Regering beantwoordt vragen over reikwijdte artikel 68 Grondwet

woensdag 8 mei 2019

DEN HAAG (PDC i) - Bewindspersonen bepalen of de Kamer gelijktijdig geïnformeerd moet worden over de openbaarmaking van documenten in het kader van de Wob i. Dat stelt de regering in haar antwoord op vragen die de Tweede Kamer had gesteld over de reikwijdte van artikel 68 i van de Grondwet.

Dit grondwetsartikel bevat de plicht om op verzoek informatie te verstrekken aan het parlement. Daarnaast bestaat ook de Wet openbaarheid van bestuur. De Wob biedt burgers de mogelijkheid om informatie op te vragen bij de overheid. De Tweede Kamer wilde weten hoe artikel 68 zich verhoudt tot de Wob.

De regering verwijst in eerste instantie naar een brief van de minister van Binnenlandse Zaken en Koninkrijksrelaties uit 2016. Hierin staat dat informatie die naar aanleiding van een Wob-verzoek openbaar is gemaakt, niet kan worden geweigerd als een Kamerlid hierom vraagt. Inmiddels informeert de regering de Kamer ruimer op basis van Wob-verzoeken, maar wil tegelijkertijd voorkomen dat de Kamer te veel en te gedetailleerde informatie krijgt.

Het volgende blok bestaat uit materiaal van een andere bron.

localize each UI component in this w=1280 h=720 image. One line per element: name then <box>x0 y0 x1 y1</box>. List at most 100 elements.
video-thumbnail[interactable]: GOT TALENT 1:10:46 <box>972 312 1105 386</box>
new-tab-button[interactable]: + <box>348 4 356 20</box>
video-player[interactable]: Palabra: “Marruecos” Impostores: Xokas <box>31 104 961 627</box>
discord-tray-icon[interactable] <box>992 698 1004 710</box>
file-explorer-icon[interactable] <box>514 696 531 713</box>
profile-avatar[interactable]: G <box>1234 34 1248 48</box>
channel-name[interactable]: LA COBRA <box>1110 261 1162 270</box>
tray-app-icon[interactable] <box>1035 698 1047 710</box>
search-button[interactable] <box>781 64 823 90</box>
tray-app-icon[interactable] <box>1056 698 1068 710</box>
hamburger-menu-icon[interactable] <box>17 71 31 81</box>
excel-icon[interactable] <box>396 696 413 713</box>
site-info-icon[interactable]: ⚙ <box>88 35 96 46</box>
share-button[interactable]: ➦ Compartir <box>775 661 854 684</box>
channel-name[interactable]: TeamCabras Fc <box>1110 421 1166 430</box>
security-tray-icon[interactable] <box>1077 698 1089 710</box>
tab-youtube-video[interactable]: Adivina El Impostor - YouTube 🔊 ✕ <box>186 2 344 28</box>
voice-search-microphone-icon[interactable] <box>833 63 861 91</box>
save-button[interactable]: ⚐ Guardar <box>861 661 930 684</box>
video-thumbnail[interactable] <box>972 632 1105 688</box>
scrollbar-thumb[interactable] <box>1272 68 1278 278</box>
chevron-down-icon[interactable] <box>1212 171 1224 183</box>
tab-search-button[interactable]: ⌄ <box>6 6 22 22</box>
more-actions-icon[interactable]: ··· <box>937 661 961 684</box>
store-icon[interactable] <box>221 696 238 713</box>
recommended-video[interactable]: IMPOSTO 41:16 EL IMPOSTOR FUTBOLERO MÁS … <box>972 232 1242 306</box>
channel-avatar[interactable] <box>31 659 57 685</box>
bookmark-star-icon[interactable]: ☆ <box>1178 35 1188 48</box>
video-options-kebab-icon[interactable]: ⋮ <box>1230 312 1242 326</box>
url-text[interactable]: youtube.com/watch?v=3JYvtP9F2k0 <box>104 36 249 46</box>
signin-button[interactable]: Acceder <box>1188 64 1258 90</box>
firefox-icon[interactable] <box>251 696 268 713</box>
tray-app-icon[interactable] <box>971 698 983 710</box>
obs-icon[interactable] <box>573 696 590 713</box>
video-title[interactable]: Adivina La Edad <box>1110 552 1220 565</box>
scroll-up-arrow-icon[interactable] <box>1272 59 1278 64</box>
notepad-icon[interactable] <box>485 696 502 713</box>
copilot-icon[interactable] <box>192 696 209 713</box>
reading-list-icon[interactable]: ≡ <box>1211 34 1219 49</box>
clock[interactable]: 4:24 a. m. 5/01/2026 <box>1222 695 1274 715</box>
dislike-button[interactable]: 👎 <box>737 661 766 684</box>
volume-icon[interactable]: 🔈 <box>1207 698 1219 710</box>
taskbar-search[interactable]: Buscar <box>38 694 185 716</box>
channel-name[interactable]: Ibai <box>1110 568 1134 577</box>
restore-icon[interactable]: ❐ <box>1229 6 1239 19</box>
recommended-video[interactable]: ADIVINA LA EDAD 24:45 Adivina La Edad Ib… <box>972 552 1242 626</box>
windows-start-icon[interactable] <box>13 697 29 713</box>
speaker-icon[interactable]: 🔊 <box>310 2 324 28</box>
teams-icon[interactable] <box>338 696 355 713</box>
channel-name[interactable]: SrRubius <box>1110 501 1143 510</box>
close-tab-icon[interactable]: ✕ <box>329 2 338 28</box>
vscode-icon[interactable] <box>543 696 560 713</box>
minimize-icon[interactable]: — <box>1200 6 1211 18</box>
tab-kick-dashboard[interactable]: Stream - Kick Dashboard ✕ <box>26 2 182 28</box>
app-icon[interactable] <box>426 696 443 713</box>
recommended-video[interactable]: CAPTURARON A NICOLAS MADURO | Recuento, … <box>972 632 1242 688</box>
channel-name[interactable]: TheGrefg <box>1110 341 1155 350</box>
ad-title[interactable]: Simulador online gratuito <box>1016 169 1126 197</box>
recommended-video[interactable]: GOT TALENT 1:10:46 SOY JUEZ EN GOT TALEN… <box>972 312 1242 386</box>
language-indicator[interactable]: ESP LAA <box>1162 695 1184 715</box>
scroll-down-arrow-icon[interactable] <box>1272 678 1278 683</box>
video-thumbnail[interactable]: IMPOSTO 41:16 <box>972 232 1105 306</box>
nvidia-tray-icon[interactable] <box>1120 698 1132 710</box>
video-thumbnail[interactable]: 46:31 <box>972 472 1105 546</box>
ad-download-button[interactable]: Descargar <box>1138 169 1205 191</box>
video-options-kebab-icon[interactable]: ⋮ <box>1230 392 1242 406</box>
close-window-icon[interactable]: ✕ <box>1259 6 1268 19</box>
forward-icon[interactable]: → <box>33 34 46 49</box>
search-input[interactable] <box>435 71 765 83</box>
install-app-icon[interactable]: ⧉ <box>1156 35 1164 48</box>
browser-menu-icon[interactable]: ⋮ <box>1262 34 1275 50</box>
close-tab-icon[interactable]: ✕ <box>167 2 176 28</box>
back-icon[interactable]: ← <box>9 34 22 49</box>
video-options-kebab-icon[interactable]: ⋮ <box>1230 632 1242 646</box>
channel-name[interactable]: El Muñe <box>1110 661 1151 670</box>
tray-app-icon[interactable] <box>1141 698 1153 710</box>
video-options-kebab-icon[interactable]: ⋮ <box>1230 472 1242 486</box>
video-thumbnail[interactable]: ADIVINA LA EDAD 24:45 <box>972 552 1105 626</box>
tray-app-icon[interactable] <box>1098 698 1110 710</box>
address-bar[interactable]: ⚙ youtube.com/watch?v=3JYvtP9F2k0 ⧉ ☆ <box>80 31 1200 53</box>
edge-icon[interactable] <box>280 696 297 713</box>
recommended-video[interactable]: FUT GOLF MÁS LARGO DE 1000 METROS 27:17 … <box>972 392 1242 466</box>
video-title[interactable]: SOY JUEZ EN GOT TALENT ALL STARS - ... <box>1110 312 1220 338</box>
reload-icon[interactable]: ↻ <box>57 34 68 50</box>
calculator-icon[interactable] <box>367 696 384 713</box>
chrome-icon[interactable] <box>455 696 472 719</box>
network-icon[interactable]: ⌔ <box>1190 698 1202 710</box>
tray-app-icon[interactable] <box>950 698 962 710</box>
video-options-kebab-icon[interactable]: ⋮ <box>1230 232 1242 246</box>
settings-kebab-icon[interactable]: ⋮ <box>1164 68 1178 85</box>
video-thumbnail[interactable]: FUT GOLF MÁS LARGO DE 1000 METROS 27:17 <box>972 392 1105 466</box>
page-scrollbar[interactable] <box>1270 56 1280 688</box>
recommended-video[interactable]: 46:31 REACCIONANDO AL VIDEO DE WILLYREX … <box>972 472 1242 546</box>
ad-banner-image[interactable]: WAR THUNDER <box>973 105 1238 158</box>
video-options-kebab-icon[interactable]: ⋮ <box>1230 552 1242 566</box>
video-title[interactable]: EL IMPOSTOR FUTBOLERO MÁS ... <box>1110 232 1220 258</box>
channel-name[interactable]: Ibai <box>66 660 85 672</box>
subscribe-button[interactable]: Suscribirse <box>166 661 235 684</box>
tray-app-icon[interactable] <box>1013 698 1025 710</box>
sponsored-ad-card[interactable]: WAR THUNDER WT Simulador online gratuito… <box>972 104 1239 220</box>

De regering benadrukt wel dat de inlichtingenplicht aan de Kamer in een aantal opzichten verder reikt dan het recht op openbaarheid onder de Wob. De Kamer is afhankelijk van goede informatievoorziening om haar controlerende functie uit te kunnen oefenen. Kamerleden kunnen daarom ook op andere manieren worden geïnformeerd. Hieronder vallen bijvoorbeeld besloten vergaderingen en technische briefings van ambtenaren.